If Jackson really is only in this for three more years, does it make sense to let him bring in someone like Brian Shaw or Luke Walton instead of one of the few difference-making coaches in the NBA? Would that be in the best long-term interests in the franchise? Walton or Shaw might be good coaches, but what are the chances either are as good as Thibodeau, a proven commodity? Slim to none. The Knicks already tried to go down this path with Fisher. Walton did great while subbing for Kerr with the Golden State Warriors, but that team has tremendous talent and employs Kerr’s system. Shaw, meanwhile, already failed in his first head coaching job, with the Denver Nuggets.

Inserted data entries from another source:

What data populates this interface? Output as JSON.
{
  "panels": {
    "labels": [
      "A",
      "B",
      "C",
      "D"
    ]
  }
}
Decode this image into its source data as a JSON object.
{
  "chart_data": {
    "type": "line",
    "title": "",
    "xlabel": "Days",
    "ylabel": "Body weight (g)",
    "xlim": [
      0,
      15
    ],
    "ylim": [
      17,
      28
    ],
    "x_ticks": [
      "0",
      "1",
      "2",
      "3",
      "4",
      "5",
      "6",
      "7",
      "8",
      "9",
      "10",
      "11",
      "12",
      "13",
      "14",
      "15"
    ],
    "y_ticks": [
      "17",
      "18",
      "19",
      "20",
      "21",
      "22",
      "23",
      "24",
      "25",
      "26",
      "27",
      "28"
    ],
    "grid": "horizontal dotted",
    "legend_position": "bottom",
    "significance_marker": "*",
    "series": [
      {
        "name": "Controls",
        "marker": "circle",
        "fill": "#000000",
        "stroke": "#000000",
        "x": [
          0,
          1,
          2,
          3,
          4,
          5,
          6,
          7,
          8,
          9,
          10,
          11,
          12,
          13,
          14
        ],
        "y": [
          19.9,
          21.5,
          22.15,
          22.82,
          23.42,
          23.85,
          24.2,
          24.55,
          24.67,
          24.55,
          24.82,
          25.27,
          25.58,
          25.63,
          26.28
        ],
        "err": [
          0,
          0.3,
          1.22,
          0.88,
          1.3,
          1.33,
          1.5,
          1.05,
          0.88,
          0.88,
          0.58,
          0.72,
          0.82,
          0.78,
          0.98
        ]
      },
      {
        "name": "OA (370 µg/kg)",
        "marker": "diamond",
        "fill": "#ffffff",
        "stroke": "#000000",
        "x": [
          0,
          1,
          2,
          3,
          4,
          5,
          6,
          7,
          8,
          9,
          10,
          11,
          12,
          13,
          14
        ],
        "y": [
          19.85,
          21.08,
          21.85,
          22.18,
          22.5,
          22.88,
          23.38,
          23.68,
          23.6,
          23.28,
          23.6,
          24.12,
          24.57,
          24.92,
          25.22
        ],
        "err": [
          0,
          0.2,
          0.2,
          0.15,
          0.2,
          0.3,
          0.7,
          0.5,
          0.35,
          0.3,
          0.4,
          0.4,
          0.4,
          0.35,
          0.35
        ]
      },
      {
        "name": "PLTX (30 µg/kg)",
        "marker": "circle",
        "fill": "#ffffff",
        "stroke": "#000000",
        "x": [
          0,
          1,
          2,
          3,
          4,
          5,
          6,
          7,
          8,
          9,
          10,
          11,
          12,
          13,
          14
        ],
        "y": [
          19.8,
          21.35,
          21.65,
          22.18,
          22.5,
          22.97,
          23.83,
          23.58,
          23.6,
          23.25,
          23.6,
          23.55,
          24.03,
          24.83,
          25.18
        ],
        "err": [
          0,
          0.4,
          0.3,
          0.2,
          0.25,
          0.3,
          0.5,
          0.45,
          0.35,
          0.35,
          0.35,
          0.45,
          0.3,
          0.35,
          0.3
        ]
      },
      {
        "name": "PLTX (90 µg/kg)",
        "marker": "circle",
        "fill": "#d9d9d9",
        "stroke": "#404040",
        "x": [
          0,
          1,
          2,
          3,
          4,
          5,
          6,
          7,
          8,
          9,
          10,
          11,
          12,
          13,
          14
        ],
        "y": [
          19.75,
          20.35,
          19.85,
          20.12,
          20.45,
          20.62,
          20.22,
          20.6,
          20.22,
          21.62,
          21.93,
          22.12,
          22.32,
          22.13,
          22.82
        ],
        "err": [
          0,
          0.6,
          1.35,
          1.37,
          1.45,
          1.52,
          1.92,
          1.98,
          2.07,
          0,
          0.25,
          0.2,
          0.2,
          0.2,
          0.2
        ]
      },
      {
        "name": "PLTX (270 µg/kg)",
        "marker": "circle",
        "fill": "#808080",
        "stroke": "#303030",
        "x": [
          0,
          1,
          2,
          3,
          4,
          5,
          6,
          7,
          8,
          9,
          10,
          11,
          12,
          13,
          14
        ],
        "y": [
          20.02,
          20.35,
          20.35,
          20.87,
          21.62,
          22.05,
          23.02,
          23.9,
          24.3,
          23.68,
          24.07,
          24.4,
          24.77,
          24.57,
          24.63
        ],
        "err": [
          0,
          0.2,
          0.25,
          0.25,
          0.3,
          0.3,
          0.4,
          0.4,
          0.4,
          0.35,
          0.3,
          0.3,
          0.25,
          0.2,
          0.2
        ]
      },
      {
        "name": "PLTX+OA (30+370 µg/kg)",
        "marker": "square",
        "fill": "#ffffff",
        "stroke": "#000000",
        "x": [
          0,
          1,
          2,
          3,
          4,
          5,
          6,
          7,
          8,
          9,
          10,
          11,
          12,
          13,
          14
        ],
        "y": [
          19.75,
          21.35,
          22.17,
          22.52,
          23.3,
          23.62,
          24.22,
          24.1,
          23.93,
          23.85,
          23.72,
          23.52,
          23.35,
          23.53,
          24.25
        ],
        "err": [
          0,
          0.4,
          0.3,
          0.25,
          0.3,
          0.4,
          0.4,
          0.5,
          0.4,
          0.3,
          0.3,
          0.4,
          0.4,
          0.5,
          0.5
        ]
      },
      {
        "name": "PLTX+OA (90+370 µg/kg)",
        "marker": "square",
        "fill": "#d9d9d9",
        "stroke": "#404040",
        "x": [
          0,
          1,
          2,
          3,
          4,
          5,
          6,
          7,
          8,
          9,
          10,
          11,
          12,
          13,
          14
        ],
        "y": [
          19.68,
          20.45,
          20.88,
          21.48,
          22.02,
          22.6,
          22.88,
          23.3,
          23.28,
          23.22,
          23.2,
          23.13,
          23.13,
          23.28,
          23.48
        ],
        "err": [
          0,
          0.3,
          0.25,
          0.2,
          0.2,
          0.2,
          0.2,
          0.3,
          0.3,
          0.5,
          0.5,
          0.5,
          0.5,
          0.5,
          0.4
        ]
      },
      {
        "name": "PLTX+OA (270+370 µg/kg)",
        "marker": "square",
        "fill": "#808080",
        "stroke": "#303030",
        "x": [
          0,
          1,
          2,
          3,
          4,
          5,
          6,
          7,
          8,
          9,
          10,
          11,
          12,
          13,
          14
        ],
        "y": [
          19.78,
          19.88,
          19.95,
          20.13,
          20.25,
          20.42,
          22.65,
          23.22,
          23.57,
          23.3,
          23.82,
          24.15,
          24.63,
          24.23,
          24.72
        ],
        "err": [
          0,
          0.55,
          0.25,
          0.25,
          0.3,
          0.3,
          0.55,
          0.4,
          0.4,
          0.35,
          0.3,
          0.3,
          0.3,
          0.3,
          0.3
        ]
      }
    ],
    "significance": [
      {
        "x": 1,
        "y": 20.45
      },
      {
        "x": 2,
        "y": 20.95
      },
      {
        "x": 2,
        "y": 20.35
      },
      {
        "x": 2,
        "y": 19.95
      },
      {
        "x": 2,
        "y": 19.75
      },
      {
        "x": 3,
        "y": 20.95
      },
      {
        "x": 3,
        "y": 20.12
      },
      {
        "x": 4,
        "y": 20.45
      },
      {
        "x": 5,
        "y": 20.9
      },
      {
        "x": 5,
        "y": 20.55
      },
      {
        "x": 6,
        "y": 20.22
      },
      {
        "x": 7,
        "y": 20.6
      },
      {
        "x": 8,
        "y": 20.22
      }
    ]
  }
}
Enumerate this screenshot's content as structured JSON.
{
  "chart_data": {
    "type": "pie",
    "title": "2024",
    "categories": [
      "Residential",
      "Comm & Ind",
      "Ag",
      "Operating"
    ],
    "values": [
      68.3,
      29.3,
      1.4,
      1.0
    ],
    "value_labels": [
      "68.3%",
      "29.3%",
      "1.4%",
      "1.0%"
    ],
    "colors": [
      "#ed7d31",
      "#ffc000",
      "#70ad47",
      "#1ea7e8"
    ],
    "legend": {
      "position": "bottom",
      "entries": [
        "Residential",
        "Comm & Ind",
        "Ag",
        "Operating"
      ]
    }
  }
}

If it means getting a coach like Thibodeau, Jackson needs to finally give up on the triangle. It is the players that make the system, not the system that makes the players. In the long run, if the Knicks win with Thibodeau no one will give a damn if it was done with the triangle or not. Jackson will be remembered for reviving a franchise and hiring the right coach, nothing more. Jackson has an ego, but winning should be more satisfying than any philosophical combat he is trying to fight on behalf of an offensive system.

Thibodeau isn’t a perfect coach. He grinds on his players and can play them too many minutes. There’s a chance he could play KP and Melo so much their bodies fail them. He isn’t the most creative offensive coach. But he wins and gets the most out of his players. Who else can say that with any conviction that the Knicks can hire? No one.

Thibodeau can bring the Knicks back to their last great era: the one with Patrick Ewing. Heck, he could bring back Ewing as his top assistant. Hiring him makes too much sense to not happen. We’ll find out whether or not Jackson feels the same way in a few months.